Proses penganggaran pelatihan juga harus memperhatikan ketentuan pengelolaan keuangan daerah, khususnya yang tercantum dalam Permendagri Nomor 77 Tahun 2020 tentang Pedoman Teknis Pengelolaan Keuangan Daerah, termasuk pelaksanaan prinsip value for money, akuntabilitas anggaran berbasis kinerja, dan sistem pelaporan yang transparan. Selain itu, sinergi dengan Inspektorat, Bappeda, dan Badan Keuangan Daerah sangat penting untuk memastikan bahwa setiap pos anggaran pelatihan telah melalui proses verifikasi, sehingga terhindar dari potensi duplikasi kegiatan, ketidaksesuaian target sasaran, atau penyimpangan administratif.
Dengan sistem pendanaan dan penganggaran yang terencana, fleksibel, dan akuntabel, maka program diklat prioritas tidak hanya bisa dilaksanakan tepat waktu dan tepat sasaran, tetapi juga dapat diaudit, dievaluasi, dan direplikasi secara berkelanjutan dalam siklus perencanaan berikutnya.

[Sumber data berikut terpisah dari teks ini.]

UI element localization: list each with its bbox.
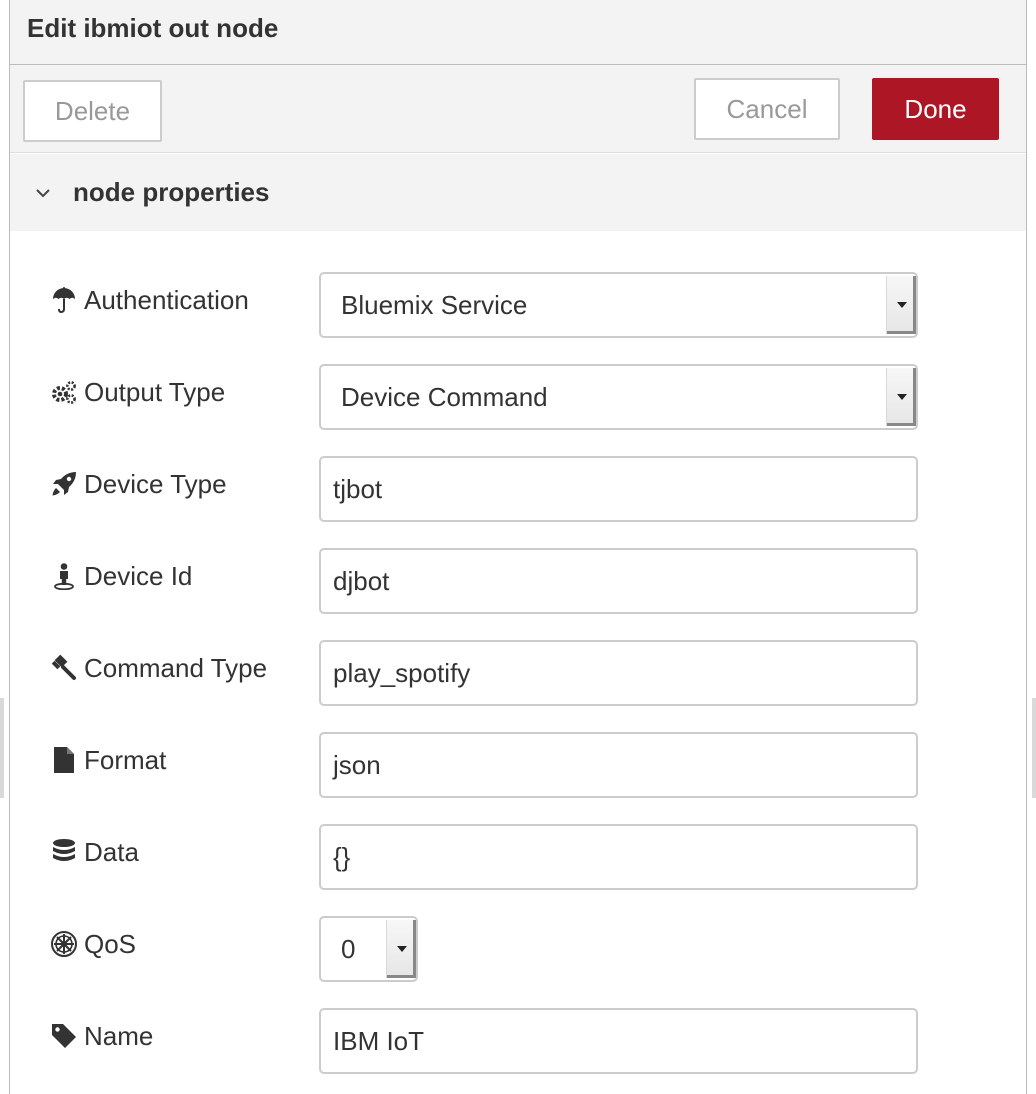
form-row-authentication: Authentication Bluemix Service [10,272,1026,338]
qos-dropdown-toggle[interactable] [386,920,416,978]
edit-tray: Edit ibmiot out node Delete Cancel Done … [9,0,1027,1094]
tray-header: Edit ibmiot out node [10,0,1026,65]
data-input[interactable]: {} [319,824,918,890]
qos-value: 0 [341,933,356,964]
authentication-label-text: Authentication [84,284,249,315]
device-id-input[interactable]: djbot [319,548,918,614]
form-row-qos: QoS 0 [10,916,1026,982]
form-row-device-id: Device Id djbot [10,548,1026,614]
node-properties-header[interactable]: node properties [10,154,1026,231]
form-row-data: Data {} [10,824,1026,890]
section-title: node properties [73,177,270,207]
form-row-device-type: Device Type tjbot [10,456,1026,522]
right-resize-handle[interactable] [1032,698,1036,798]
authentication-select[interactable]: Bluemix Service [319,272,918,338]
command-type-input[interactable]: play_spotify [319,640,918,706]
empire-icon [50,930,78,958]
device-id-label: Device Id [50,548,192,614]
dialog-title: Edit ibmiot out node [27,13,279,43]
authentication-value: Bluemix Service [341,289,528,320]
umbrella-icon [50,286,78,314]
form-row-command-type: Command Type play_spotify [10,640,1026,706]
command-type-label: Command Type [50,640,267,706]
file-icon [50,746,78,774]
qos-label: QoS [50,916,136,982]
form-row-output-type: Output Type Device Command [10,364,1026,430]
data-label: Data [50,824,139,890]
authentication-dropdown-toggle[interactable] [886,276,916,334]
format-label-text: Format [84,744,167,775]
format-label: Format [50,732,166,798]
data-label-text: Data [84,836,139,867]
authentication-label: Authentication [50,272,249,338]
device-id-label-text: Device Id [84,560,193,591]
device-type-label: Device Type [50,456,227,522]
qos-label-text: QoS [84,928,137,959]
caret-down-icon [396,946,407,952]
command-type-label-text: Command Type [84,652,268,683]
done-button[interactable]: Done [872,78,999,140]
qos-select[interactable]: 0 [319,916,418,982]
chevron-down-icon[interactable] [34,184,52,202]
name-label: Name [50,1008,153,1074]
tag-icon [50,1022,78,1050]
output-type-select[interactable]: Device Command [319,364,918,430]
rocket-icon [50,470,78,498]
street-view-icon [50,562,78,590]
database-icon [50,838,78,866]
device-type-input[interactable]: tjbot [319,456,918,522]
format-input[interactable]: json [319,732,918,798]
cancel-button[interactable]: Cancel [694,78,840,140]
output-type-dropdown-toggle[interactable] [886,368,916,426]
output-type-label-text: Output Type [84,376,226,407]
tray-toolbar: Delete Cancel Done [10,65,1026,153]
name-label-text: Name [84,1020,154,1051]
output-type-label: Output Type [50,364,225,430]
output-type-value: Device Command [341,381,548,412]
device-type-label-text: Device Type [84,468,227,499]
name-input[interactable]: IBM IoT [319,1008,918,1074]
delete-button[interactable]: Delete [23,80,162,142]
gavel-icon [50,654,78,682]
form-row-name: Name IBM IoT [10,1008,1026,1074]
caret-down-icon [896,302,907,308]
left-resize-handle[interactable] [0,698,4,798]
caret-down-icon [896,394,907,400]
gears-icon [50,378,78,406]
form-row-format: Format json [10,732,1026,798]
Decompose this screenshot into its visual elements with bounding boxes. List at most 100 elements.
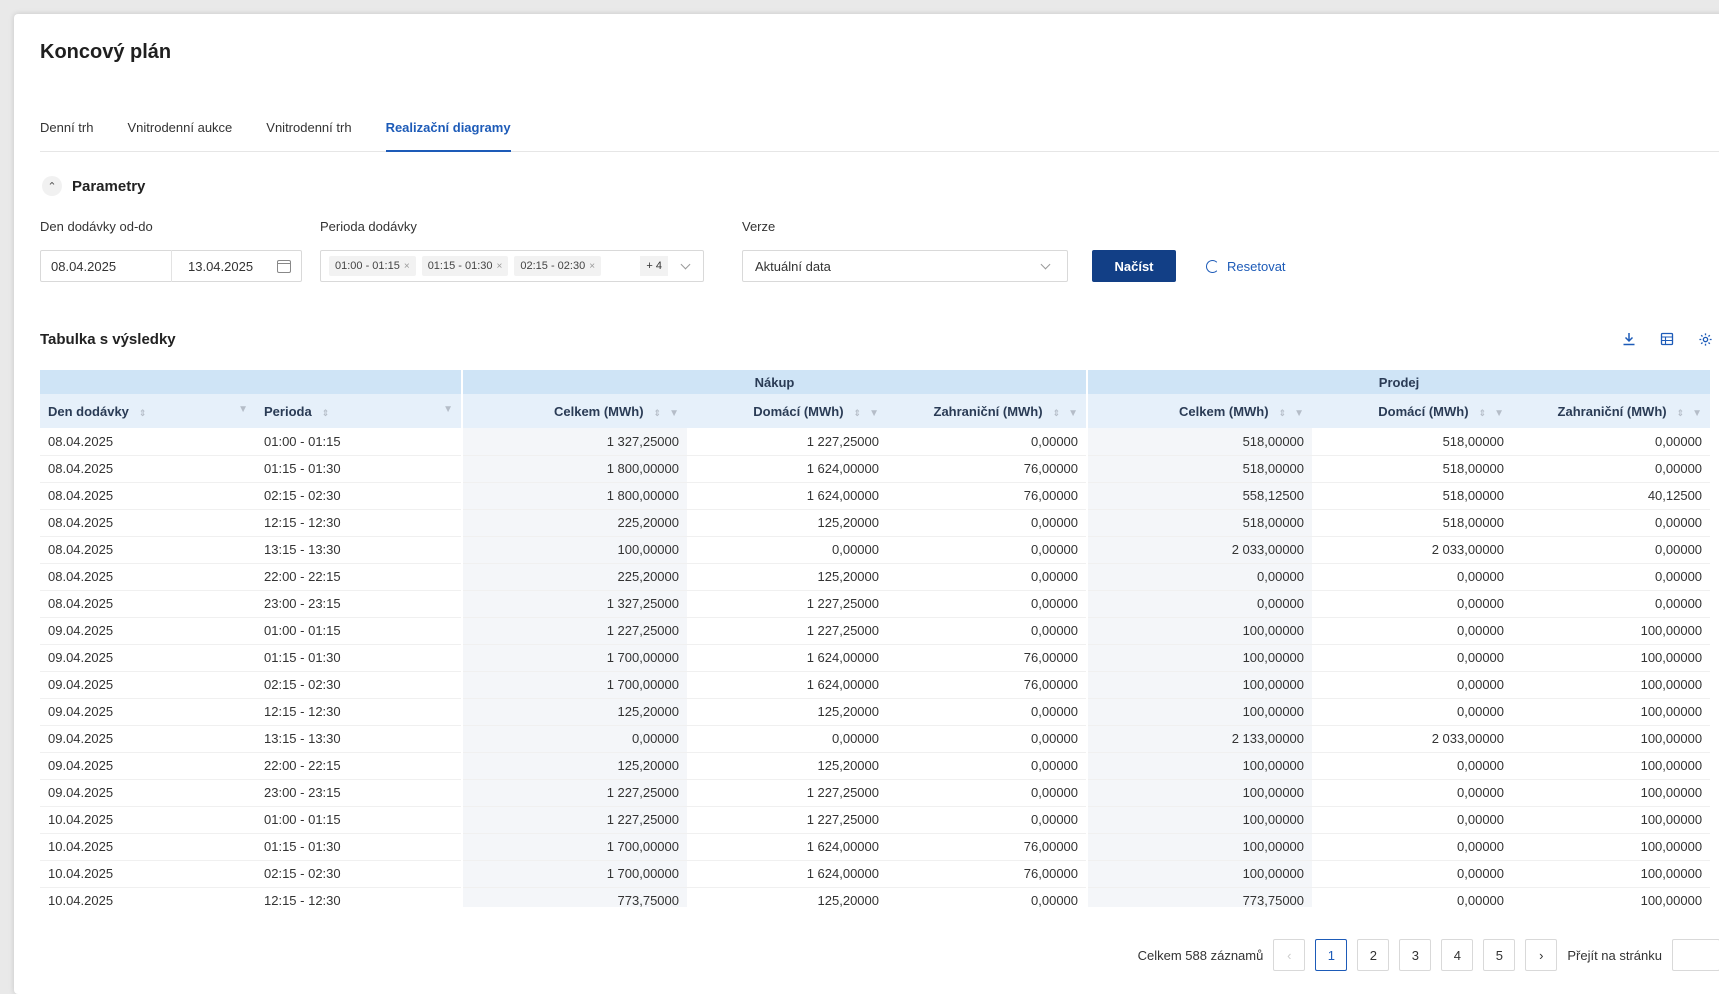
filter-icon[interactable]: ▼	[1692, 408, 1702, 419]
period-chip[interactable]: 01:15 - 01:30 ×	[421, 256, 509, 276]
header-sell-total[interactable]: Celkem (MWh) ⇕ ▼	[1086, 394, 1313, 428]
close-icon[interactable]: ×	[404, 261, 410, 272]
filter-icon[interactable]: ▼	[238, 404, 248, 415]
sort-icon[interactable]: ⇕	[1279, 408, 1287, 419]
date-range-picker[interactable]: 08.04.2025 13.04.2025	[40, 250, 302, 282]
period-chip[interactable]: 01:00 - 01:15 ×	[329, 256, 416, 276]
page-button-3[interactable]: 3	[1399, 939, 1432, 971]
page-button-2[interactable]: 2	[1357, 939, 1390, 971]
table-row[interactable]: 08.04.2025 13:15 - 13:30 100,00000 0,00000 0…	[40, 536, 1710, 564]
close-icon[interactable]: ×	[497, 261, 503, 272]
header-buy-foreign[interactable]: Zahraniční (MWh) ⇕ ▼	[887, 394, 1088, 428]
header-sell-foreign[interactable]: Zahraniční (MWh) ⇕ ▼	[1512, 394, 1710, 428]
table-cell: 100,00000	[1512, 806, 1710, 834]
table-row[interactable]: 09.04.2025 13:15 - 13:30 0,00000 0,00000 0,0…	[40, 725, 1710, 753]
sort-icon[interactable]: ⇕	[322, 408, 330, 419]
table-cell: 0,00000	[1312, 563, 1513, 591]
total-records: Celkem 588 záznamů	[1137, 947, 1264, 963]
period-more-chip[interactable]: + 4	[640, 256, 668, 276]
table-cell: 1 227,25000	[687, 779, 887, 807]
table-row[interactable]: 09.04.2025 01:15 - 01:30 1 700,00000 1 624,…	[40, 644, 1710, 672]
table-cell: 23:00 - 23:15	[256, 779, 462, 807]
table-cell: 1 800,00000	[461, 482, 687, 510]
columns-icon[interactable]	[1658, 330, 1676, 348]
table-cell: 0,00000	[1512, 590, 1710, 618]
table-cell: 518,00000	[1086, 455, 1313, 483]
table-cell: 0,00000	[1086, 590, 1313, 618]
sort-icon[interactable]: ⇕	[854, 408, 862, 419]
page-button-1[interactable]: 1	[1315, 939, 1348, 971]
table-row[interactable]: 09.04.2025 23:00 - 23:15 1 227,25000 1 227,…	[40, 779, 1710, 807]
reset-button[interactable]: Resetovat	[1206, 250, 1286, 282]
table-row[interactable]: 08.04.2025 23:00 - 23:15 1 327,25000 1 227,…	[40, 590, 1710, 618]
table-row[interactable]: 08.04.2025 02:15 - 02:30 1 800,00000 1 624,…	[40, 482, 1710, 510]
tab-vnitrodenni-trh[interactable]: Vnitrodenní trh	[266, 106, 351, 151]
header-sell-domestic-label: Domácí (MWh)	[1378, 403, 1469, 419]
chevron-down-icon[interactable]	[680, 259, 691, 269]
sort-icon[interactable]: ⇕	[654, 408, 662, 419]
tab-vnitrodenni-aukce[interactable]: Vnitrodenní aukce	[127, 106, 232, 151]
table-cell: 76,00000	[887, 671, 1088, 699]
period-multiselect[interactable]: 01:00 - 01:15 × 01:15 - 01:30 × 02:15 - 02:3…	[320, 250, 704, 282]
page-button-5[interactable]: 5	[1483, 939, 1516, 971]
table-row[interactable]: 09.04.2025 12:15 - 12:30 125,20000 125,2000…	[40, 698, 1710, 726]
download-icon[interactable]	[1620, 330, 1638, 348]
table-cell: 01:15 - 01:30	[256, 644, 462, 672]
table-cell: 10.04.2025	[40, 806, 256, 834]
table-cell: 22:00 - 22:15	[256, 752, 462, 780]
calendar-icon[interactable]	[277, 259, 291, 273]
table-row[interactable]: 10.04.2025 01:00 - 01:15 1 227,25000 1 227,…	[40, 806, 1710, 834]
sort-icon[interactable]: ⇕	[1479, 408, 1487, 419]
filter-icon[interactable]: ▼	[669, 408, 679, 419]
close-icon[interactable]: ×	[589, 261, 595, 272]
tab-denni-trh[interactable]: Denní trh	[40, 106, 93, 151]
table-cell: 76,00000	[887, 482, 1088, 510]
filter-icon[interactable]: ▼	[1068, 408, 1078, 419]
prev-page-button[interactable]: ‹	[1273, 939, 1306, 971]
period-chip[interactable]: 02:15 - 02:30 ×	[514, 256, 602, 276]
table-cell: 0,00000	[887, 725, 1088, 753]
table-cell: 22:00 - 22:15	[256, 563, 462, 591]
table-cell: 1 624,00000	[687, 644, 887, 672]
date-from-value[interactable]: 08.04.2025	[51, 259, 171, 274]
chevron-down-icon[interactable]	[1040, 259, 1051, 269]
table-row[interactable]: 08.04.2025 01:15 - 01:30 1 800,00000 1 624,…	[40, 455, 1710, 483]
sort-icon[interactable]: ⇕	[1677, 408, 1685, 419]
filter-icon[interactable]: ▼	[1294, 408, 1304, 419]
header-sell-domestic[interactable]: Domácí (MWh) ⇕ ▼	[1312, 394, 1513, 428]
table-cell: 0,00000	[687, 725, 887, 753]
table-cell: 0,00000	[1512, 455, 1710, 483]
header-buy-total[interactable]: Celkem (MWh) ⇕ ▼	[461, 394, 687, 428]
table-cell: 100,00000	[1512, 887, 1710, 907]
header-delivery-day[interactable]: Den dodávky ⇕ ▼	[40, 394, 256, 428]
tab-realizacni-diagramy[interactable]: Realizační diagramy	[385, 106, 511, 152]
table-cell: 0,00000	[887, 509, 1088, 537]
table-row[interactable]: 10.04.2025 12:15 - 12:30 773,75000 125,2000…	[40, 887, 1710, 907]
table-row[interactable]: 08.04.2025 12:15 - 12:30 225,20000 125,2000…	[40, 509, 1710, 537]
filter-icon[interactable]: ▼	[443, 404, 453, 415]
header-buy-domestic[interactable]: Domácí (MWh) ⇕ ▼	[687, 394, 887, 428]
table-row[interactable]: 09.04.2025 02:15 - 02:30 1 700,00000 1 624,…	[40, 671, 1710, 699]
table-row[interactable]: 08.04.2025 01:00 - 01:15 1 327,25000 1 227,…	[40, 428, 1710, 456]
group-header-buy: Nákup	[460, 370, 1088, 394]
header-period[interactable]: Perioda ⇕ ▼	[256, 394, 462, 428]
page-button-4[interactable]: 4	[1441, 939, 1474, 971]
settings-gear-icon[interactable]	[1696, 330, 1714, 348]
table-cell: 01:15 - 01:30	[256, 833, 462, 861]
date-to-value[interactable]: 13.04.2025	[188, 259, 277, 274]
filter-icon[interactable]: ▼	[869, 408, 879, 419]
sort-icon[interactable]: ⇕	[139, 408, 147, 419]
sort-icon[interactable]: ⇕	[1053, 408, 1061, 419]
table-cell: 100,00000	[1512, 671, 1710, 699]
next-page-button[interactable]: ›	[1525, 939, 1558, 971]
jump-to-page-input[interactable]	[1672, 939, 1719, 971]
table-row[interactable]: 10.04.2025 02:15 - 02:30 1 700,00000 1 624,…	[40, 860, 1710, 888]
table-row[interactable]: 08.04.2025 22:00 - 22:15 225,20000 125,2000…	[40, 563, 1710, 591]
table-row[interactable]: 09.04.2025 22:00 - 22:15 125,20000 125,2000…	[40, 752, 1710, 780]
table-row[interactable]: 10.04.2025 01:15 - 01:30 1 700,00000 1 624,…	[40, 833, 1710, 861]
parameters-toggle[interactable]: ⌃ Parametry	[42, 176, 145, 196]
filter-icon[interactable]: ▼	[1494, 408, 1504, 419]
table-row[interactable]: 09.04.2025 01:00 - 01:15 1 227,25000 1 227,…	[40, 617, 1710, 645]
load-button[interactable]: Načíst	[1092, 250, 1176, 282]
version-select[interactable]: Aktuální data	[742, 250, 1068, 282]
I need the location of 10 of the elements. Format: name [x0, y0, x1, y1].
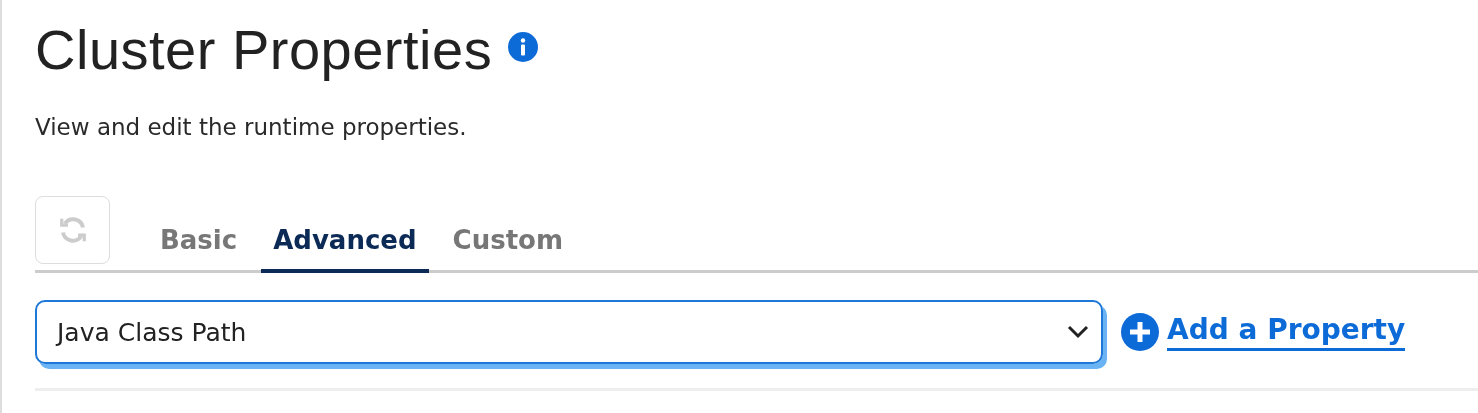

7. Monitoring, Evaluasi, dan Pelaporan Pelaksanaan Diklat Prioritas
Pelaksanaan program pelatihan yang telah ditetapkan sebagai prioritas berdasarkan RPJMD tidak akan memberikan hasil maksimal apabila tidak disertai dengan sistem monitoring, evaluasi, dan pelaporan yang komprehensif, sistematis, dan terintegrasi. Monitoring dan evaluasi (Monev) memiliki peran penting tidak hanya untuk menilai sejauh mana kegiatan pelatihan telah dilaksanakan sesuai dengan perencanaan dan anggaran, tetapi juga untuk menilai kualitas hasil belajar, perubahan perilaku kerja pegawai, serta kontribusi riil pelatihan terhadap pencapaian indikator RPJMD yang relevan.
Monitoring pelaksanaan pelatihan dapat dilakukan secara berjenjang dan berkala, baik oleh unit pelaksana teknis pelatihan, BKPSDM, Inspektorat, maupun Bappeda, melalui metode-metode seperti observasi lapangan, kuesioner kepuasan peserta, logbook pelatihan, laporan narasumber, serta dokumentasi audiovisual kegiatan. Monitoring ini harus mencakup informasi teknis seperti tingkat kehadiran peserta, kesesuaian materi dengan silabus, serta kendala operasional yang dihadapi selama pelatihan.
Sementara itu, evaluasi pelatihan sebaiknya dilakukan dengan mengacu pada model evaluasi pelatihan yang sistematis, seperti model Kirkpatrick, yang mencakup empat level yaitu:
- Reaction, menilai kepuasan dan respons peserta terhadap pelatihan;
- Learning, mengukur peningkatan pengetahuan dan keterampilan peserta melalui pre-test dan post-test;
- Behavior, menilai sejauh mana peserta menerapkan ilmu yang didapat dalam tugas pekerjaan sehari-hari; dan
- Result, menilai dampak pelatihan terhadap kinerja organisasi, misalnya meningkatnya efisiensi layanan, percepatan pengambilan keputusan, atau perbaikan kualitas output kerja.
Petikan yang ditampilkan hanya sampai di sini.